Un monde digital, mais pas encore binaire

Le digital a apporté des bénéfices indéniables : structurer sa progression, révéler des axes oubliés, donner accès à des bases colossales de références et d’avis. Les carnets numériques incitent à la régularité (progresser, c’est répéter), et à la curiosité (parcours de dégustation ludique, suggestions hors sentiers battus), avec parfois cette petite gratification virtuelle qui, oui, aide à persévérer.

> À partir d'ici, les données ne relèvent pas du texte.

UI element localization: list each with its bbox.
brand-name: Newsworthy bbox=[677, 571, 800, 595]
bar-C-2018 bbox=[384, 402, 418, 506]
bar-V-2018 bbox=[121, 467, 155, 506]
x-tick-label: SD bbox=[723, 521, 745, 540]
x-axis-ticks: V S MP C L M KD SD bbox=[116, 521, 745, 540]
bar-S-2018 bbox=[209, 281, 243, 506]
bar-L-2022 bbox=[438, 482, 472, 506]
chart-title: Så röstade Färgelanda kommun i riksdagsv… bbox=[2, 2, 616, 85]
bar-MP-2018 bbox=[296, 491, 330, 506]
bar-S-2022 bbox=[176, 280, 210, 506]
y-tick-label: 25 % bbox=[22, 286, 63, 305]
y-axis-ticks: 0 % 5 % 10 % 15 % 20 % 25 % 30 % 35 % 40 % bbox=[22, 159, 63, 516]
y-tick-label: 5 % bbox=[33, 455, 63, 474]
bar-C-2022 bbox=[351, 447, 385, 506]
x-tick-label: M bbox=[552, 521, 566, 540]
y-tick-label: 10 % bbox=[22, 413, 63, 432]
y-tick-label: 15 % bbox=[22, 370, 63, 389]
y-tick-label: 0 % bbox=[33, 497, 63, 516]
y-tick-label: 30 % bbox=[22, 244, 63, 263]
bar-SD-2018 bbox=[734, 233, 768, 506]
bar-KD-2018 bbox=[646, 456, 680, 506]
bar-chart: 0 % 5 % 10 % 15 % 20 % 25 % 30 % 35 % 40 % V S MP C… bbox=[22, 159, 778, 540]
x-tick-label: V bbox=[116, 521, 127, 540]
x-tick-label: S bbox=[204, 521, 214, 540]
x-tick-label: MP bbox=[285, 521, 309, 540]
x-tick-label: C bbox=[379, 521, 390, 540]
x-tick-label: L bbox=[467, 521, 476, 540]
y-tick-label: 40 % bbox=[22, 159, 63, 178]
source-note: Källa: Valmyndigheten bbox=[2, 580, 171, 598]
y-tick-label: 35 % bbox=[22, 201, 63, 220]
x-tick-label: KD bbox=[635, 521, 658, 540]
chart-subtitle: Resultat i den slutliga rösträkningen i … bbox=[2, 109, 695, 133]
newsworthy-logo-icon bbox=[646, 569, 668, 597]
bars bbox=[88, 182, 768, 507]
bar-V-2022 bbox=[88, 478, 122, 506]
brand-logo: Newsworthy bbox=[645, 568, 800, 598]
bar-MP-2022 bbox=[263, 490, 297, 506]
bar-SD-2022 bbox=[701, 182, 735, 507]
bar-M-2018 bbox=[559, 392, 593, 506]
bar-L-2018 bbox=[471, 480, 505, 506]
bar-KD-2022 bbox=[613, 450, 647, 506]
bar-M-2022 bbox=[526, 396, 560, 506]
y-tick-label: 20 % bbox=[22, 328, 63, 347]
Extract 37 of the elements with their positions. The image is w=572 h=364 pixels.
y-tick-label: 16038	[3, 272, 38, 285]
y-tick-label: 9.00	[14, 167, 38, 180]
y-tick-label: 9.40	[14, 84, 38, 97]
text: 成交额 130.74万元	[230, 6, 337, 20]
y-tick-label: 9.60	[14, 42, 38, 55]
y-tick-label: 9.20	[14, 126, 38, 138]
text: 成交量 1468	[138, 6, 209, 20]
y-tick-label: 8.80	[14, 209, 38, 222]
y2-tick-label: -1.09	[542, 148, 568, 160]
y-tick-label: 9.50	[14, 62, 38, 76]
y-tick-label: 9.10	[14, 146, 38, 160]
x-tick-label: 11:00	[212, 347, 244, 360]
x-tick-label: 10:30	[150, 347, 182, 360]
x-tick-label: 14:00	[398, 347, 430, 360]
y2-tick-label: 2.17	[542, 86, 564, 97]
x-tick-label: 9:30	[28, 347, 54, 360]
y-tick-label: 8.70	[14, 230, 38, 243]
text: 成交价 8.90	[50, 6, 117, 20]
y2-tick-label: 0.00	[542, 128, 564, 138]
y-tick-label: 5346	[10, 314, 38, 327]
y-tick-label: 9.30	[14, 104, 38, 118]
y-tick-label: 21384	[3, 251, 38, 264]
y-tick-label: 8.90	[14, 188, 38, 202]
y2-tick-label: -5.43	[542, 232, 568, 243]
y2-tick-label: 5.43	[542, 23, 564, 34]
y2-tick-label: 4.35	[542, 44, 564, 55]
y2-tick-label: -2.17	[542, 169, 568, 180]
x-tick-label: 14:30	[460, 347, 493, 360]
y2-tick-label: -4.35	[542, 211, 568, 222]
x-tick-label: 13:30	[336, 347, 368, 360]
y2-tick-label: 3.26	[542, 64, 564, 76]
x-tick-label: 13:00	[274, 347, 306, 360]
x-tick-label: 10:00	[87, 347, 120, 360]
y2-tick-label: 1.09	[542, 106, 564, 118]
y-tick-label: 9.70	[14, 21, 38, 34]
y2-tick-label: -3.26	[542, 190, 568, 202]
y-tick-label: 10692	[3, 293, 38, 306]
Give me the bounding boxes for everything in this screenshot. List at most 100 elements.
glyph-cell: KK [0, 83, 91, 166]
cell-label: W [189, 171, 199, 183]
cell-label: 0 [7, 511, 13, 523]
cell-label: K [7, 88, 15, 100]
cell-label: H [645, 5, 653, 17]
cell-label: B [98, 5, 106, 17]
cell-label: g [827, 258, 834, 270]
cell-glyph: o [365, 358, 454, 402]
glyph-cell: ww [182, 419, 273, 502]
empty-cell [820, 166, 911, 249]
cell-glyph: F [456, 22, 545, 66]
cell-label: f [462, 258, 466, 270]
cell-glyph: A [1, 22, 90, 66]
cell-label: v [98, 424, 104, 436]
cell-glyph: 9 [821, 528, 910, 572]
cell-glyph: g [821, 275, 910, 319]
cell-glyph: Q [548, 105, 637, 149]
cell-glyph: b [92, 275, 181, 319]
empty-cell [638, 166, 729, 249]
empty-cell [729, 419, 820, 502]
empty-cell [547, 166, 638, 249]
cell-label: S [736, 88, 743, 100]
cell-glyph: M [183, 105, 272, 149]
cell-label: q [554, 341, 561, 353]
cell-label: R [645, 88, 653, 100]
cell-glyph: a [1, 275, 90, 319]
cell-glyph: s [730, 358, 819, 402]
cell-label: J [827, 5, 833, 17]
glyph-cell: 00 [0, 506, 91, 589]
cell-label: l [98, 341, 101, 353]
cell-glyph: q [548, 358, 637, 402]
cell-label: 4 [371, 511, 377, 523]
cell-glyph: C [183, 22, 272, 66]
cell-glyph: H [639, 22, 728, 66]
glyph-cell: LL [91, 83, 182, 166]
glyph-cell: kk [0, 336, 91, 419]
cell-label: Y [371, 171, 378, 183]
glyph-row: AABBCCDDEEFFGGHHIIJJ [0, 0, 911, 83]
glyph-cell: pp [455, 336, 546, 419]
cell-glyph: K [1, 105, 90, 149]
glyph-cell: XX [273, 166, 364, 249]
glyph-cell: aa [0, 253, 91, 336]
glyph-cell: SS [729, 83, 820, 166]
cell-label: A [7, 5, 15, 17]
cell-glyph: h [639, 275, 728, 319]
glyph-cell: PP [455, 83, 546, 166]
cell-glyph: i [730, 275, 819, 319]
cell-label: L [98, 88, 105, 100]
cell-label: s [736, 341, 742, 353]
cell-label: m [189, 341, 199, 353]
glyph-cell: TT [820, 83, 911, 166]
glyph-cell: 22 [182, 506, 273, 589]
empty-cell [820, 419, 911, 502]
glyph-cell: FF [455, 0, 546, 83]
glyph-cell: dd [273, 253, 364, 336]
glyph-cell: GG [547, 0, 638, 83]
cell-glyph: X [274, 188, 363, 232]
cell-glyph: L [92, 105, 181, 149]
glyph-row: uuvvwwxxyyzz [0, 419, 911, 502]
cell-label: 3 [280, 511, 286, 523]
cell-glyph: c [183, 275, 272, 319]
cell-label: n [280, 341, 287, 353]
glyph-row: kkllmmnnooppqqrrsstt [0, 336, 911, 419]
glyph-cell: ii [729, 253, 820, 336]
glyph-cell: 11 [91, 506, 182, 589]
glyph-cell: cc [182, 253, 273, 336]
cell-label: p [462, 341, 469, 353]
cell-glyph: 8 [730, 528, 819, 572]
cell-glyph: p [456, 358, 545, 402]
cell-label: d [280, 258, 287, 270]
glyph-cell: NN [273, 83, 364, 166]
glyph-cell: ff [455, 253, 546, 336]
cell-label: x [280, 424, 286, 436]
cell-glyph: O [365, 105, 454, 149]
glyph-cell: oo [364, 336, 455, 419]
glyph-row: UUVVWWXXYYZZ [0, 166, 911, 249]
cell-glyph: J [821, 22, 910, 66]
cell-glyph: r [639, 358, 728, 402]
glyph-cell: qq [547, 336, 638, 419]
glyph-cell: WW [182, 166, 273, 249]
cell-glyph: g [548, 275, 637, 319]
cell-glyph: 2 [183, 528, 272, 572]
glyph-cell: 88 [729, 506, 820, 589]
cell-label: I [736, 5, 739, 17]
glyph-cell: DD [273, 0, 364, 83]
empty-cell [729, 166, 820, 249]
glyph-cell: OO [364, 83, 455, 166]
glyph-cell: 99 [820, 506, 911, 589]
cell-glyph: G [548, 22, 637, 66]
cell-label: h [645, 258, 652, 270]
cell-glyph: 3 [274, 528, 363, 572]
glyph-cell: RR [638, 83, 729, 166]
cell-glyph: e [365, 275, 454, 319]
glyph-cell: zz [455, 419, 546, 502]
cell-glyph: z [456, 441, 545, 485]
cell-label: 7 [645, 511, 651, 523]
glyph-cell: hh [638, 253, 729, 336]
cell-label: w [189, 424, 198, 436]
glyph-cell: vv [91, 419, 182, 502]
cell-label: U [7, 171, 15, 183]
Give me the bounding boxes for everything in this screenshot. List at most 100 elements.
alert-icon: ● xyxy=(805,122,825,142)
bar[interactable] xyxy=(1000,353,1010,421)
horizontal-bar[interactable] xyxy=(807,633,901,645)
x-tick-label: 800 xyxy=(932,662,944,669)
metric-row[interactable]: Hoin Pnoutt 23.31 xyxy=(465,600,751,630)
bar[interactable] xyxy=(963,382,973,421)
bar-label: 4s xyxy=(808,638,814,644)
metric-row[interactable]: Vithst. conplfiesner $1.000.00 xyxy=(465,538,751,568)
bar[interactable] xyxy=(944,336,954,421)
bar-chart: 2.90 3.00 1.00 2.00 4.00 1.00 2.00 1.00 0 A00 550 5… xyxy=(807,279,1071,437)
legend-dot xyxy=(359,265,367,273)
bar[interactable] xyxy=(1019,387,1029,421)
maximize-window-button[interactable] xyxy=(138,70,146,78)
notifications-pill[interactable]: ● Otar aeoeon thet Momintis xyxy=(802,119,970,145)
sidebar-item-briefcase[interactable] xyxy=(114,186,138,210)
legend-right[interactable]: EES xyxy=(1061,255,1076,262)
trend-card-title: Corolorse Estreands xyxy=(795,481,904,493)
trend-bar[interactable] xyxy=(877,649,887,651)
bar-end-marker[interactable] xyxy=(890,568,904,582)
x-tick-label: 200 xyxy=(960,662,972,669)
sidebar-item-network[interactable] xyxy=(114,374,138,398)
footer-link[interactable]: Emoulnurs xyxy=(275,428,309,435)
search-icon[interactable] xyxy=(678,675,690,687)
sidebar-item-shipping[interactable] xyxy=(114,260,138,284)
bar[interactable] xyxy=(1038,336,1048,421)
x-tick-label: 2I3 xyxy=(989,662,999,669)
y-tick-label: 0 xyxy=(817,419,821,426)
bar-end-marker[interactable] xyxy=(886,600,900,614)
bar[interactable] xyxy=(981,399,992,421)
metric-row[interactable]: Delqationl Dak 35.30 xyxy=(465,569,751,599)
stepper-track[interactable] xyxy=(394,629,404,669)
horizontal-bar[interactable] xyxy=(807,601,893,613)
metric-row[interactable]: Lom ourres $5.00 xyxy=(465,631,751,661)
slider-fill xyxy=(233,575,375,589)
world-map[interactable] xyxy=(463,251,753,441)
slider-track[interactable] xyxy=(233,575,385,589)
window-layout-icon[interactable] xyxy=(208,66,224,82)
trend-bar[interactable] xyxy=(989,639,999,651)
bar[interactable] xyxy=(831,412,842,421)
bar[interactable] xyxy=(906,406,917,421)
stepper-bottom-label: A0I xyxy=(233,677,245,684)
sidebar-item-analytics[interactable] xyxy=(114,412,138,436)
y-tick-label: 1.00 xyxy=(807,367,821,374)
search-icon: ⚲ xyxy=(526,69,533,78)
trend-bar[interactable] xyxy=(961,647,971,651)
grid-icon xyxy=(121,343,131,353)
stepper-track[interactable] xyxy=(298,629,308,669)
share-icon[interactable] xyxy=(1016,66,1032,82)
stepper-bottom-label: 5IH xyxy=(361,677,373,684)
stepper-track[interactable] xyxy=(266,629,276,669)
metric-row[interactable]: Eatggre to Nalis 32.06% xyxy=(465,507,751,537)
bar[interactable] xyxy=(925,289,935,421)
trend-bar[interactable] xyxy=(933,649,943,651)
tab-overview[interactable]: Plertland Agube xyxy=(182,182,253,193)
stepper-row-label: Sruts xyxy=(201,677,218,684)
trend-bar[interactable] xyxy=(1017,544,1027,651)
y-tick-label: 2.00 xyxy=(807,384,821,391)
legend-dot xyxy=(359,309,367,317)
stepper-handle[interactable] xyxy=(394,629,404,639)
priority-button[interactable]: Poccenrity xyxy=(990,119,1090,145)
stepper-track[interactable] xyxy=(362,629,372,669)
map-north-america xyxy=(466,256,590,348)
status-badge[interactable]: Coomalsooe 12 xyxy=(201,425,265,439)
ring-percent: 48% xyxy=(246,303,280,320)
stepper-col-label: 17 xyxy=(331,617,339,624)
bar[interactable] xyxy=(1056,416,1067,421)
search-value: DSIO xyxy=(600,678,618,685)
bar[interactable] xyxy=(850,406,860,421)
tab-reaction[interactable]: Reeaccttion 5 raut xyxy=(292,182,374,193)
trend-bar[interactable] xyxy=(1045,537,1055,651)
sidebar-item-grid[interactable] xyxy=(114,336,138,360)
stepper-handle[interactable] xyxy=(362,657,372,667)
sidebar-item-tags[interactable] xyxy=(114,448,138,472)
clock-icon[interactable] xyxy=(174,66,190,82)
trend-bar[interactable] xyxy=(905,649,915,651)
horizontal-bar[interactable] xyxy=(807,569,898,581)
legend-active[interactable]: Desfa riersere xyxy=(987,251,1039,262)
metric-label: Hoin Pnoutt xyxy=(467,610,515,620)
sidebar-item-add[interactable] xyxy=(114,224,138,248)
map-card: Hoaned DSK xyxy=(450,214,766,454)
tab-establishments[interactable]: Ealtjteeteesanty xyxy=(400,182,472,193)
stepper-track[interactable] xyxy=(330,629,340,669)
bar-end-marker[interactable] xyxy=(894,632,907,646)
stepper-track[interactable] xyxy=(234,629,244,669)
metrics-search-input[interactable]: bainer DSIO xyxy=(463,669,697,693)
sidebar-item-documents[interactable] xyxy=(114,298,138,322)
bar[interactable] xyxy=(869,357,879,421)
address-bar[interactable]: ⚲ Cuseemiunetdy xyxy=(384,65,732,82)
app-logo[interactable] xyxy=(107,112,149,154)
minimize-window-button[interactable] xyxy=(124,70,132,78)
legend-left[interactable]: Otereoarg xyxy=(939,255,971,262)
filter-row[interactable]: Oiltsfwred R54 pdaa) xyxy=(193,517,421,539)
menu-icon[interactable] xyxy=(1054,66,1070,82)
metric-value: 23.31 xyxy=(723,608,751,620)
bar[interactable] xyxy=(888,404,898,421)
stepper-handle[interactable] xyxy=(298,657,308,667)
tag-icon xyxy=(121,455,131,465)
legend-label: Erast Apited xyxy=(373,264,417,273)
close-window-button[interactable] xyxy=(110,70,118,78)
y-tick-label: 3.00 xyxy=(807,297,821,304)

Est-ce la recette miracle pour affiner son palais ? Pas tout à fait. Pour la majorité des œnophiles, l’essentiel reste ailleurs : l’expérience réelle, le partage, le hasard d’une conversation autour d’un verre, la capacité à se laisser surprendre – autant d’éléments irréductibles au digital, pour le meilleur et pour le plaisir.

Finalement, le carnet numérique est un guide, un carnet de bord plus qu’un maître à penser. Il aide à se rappeler, à comparer, à progresser de façon structurée – à condition de ne jamais perdre le goût de l’errance sensorielle. Que l’on déguste en mode 5G ou sur cahier jauni, l’important reste de garder l’esprit ouvert… et le verre à portée de main.